In our case, we just used the same Ubuntu ISO that we have on hand. After selecting the right ISO, hit the blue Create Virtual Machine button, and boom, the VM has now been created. Once the VM is created, it can be booted and used. However, if the VM isn’t configured correctly since it was automatic, the easiest way to edit the VM is to click on the VM and hit “Settings.” Under this menu, Hyper-V gives the ability to change the hardware that the virtual machine is running on.

The settings that were created automatically aren’t too bad, however, in setting up VMs, most times, 2GB of RAM might be enough, but we like to use 4GBs just so it gives us a little bit more wiggle room in case we want to run heavier programs on it. Once the correct settings are established or the automatic configurations are fine, the VMs are now up and running and they can now be used.

Conclusion

Overall, the entire process of Windows Hyper-V is one of the easiest to do in terms of setting up and running Virtual Machines. It also doesn’t require a dedicated system for only virtualization if you install it on a Windows client system.

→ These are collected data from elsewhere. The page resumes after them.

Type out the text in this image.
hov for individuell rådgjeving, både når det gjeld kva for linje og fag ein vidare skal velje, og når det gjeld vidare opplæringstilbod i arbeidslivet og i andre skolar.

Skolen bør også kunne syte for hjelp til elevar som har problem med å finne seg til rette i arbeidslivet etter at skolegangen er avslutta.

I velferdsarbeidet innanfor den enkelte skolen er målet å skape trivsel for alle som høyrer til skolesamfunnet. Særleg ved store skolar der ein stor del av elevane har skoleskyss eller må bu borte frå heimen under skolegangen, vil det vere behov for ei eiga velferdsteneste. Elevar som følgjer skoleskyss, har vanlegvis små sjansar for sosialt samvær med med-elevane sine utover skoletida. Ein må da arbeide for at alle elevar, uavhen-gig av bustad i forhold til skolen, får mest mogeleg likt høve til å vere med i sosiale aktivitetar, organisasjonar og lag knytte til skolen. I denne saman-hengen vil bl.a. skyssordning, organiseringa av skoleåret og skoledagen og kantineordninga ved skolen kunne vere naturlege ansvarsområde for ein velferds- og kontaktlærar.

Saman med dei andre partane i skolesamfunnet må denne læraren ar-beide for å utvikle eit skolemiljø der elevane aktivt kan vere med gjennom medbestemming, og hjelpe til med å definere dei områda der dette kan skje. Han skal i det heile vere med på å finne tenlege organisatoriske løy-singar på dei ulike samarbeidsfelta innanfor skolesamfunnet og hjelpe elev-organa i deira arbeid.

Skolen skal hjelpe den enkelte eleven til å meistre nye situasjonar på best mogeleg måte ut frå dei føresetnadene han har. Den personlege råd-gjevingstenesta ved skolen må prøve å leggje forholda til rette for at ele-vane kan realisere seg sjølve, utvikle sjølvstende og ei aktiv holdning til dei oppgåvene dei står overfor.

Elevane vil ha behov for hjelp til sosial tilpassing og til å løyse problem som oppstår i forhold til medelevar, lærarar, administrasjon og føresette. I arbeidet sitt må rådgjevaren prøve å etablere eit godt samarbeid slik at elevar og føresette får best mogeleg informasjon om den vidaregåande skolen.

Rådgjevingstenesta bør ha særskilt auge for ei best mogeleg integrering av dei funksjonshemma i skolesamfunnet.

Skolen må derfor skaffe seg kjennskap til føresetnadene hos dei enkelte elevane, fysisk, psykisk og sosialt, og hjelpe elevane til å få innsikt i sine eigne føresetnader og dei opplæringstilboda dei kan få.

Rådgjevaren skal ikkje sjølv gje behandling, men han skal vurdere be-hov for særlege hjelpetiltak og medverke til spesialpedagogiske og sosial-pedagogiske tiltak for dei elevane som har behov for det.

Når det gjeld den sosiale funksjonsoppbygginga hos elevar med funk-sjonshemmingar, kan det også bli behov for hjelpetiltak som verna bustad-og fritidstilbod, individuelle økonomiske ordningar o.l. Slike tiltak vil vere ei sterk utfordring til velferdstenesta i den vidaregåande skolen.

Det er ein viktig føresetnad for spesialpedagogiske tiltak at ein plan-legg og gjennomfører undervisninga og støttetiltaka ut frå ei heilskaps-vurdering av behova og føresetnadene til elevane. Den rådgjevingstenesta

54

Unfortunately, Hyper-V might be one of the more expensive virtual machine environments for a homelab user to run, which is mainly due to the fact of having to upgrade to Windows 10 Pro.

There is the option of reinstalling Windows 10 Pro under the free installation media that Windows offers, however, it does expire after so long and will need to be activated eventually. You may also get lucky and find a reseller willing to include a Pro license for not much more cost.

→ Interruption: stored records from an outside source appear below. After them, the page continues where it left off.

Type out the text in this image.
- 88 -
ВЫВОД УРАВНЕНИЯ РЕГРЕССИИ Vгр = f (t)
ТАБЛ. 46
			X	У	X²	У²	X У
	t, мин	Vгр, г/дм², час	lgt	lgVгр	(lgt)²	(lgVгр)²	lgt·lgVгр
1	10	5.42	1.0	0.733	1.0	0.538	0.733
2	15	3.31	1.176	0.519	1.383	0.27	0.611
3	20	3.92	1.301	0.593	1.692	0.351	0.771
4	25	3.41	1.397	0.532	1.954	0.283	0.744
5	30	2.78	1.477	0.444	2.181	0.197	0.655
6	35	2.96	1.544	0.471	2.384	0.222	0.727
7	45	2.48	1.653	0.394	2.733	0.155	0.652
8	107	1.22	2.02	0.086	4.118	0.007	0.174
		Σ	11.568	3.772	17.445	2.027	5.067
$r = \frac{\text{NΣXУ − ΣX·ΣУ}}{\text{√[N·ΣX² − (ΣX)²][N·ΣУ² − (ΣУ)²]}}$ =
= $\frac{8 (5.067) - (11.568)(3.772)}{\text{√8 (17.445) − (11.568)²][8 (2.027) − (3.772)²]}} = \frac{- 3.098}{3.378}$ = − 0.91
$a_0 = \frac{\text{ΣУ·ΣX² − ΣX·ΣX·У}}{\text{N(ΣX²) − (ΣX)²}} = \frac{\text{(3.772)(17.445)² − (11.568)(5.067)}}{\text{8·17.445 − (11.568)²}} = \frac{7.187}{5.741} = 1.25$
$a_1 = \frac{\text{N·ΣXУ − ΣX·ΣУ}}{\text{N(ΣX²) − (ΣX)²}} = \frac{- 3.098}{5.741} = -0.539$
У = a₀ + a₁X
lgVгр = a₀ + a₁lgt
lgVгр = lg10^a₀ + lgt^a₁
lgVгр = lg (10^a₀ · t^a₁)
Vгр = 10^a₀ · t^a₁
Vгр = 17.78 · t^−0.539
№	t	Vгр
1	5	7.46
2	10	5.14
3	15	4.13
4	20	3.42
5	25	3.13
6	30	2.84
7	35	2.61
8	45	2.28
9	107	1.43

Besides the cost, however, Windows Hyper-V was one of the shortest deployments that we had when installing and configuring VM environments. The hardest part of the entire process was waiting for the system to reboot. If there are problems, however, Microsoft and other forum pages have a ton of resources that are easy to find and most of the time solve the problem.

storagereview-cheap-hp-desktop-pcie-slots

What we did find in this setup and configuration is just the same as the other VM environments that we installed on the HP EliteDesk. The specifications of the machine aren’t the greatest in the world and can only be stretched so far before one component starts bottlenecking another. This HP executed its intended use perfectly and we didn’t really expect much more especially since we grabbed it for under $150. This goes to prove though that homelabs don’t have to be expensive.

The tech market is crazy right now and things don’t really seem to be getting better, however, machines like our HP are out there and honestly really easy to get a hold of. Places like eBay and Facebook Marketplace have machines that are old and outdated, but they can work perfectly for niche homelab users. This is a fun project that anyone can do for their homelab, it doesn’t take too much money or time, and the return it can provide is awesome.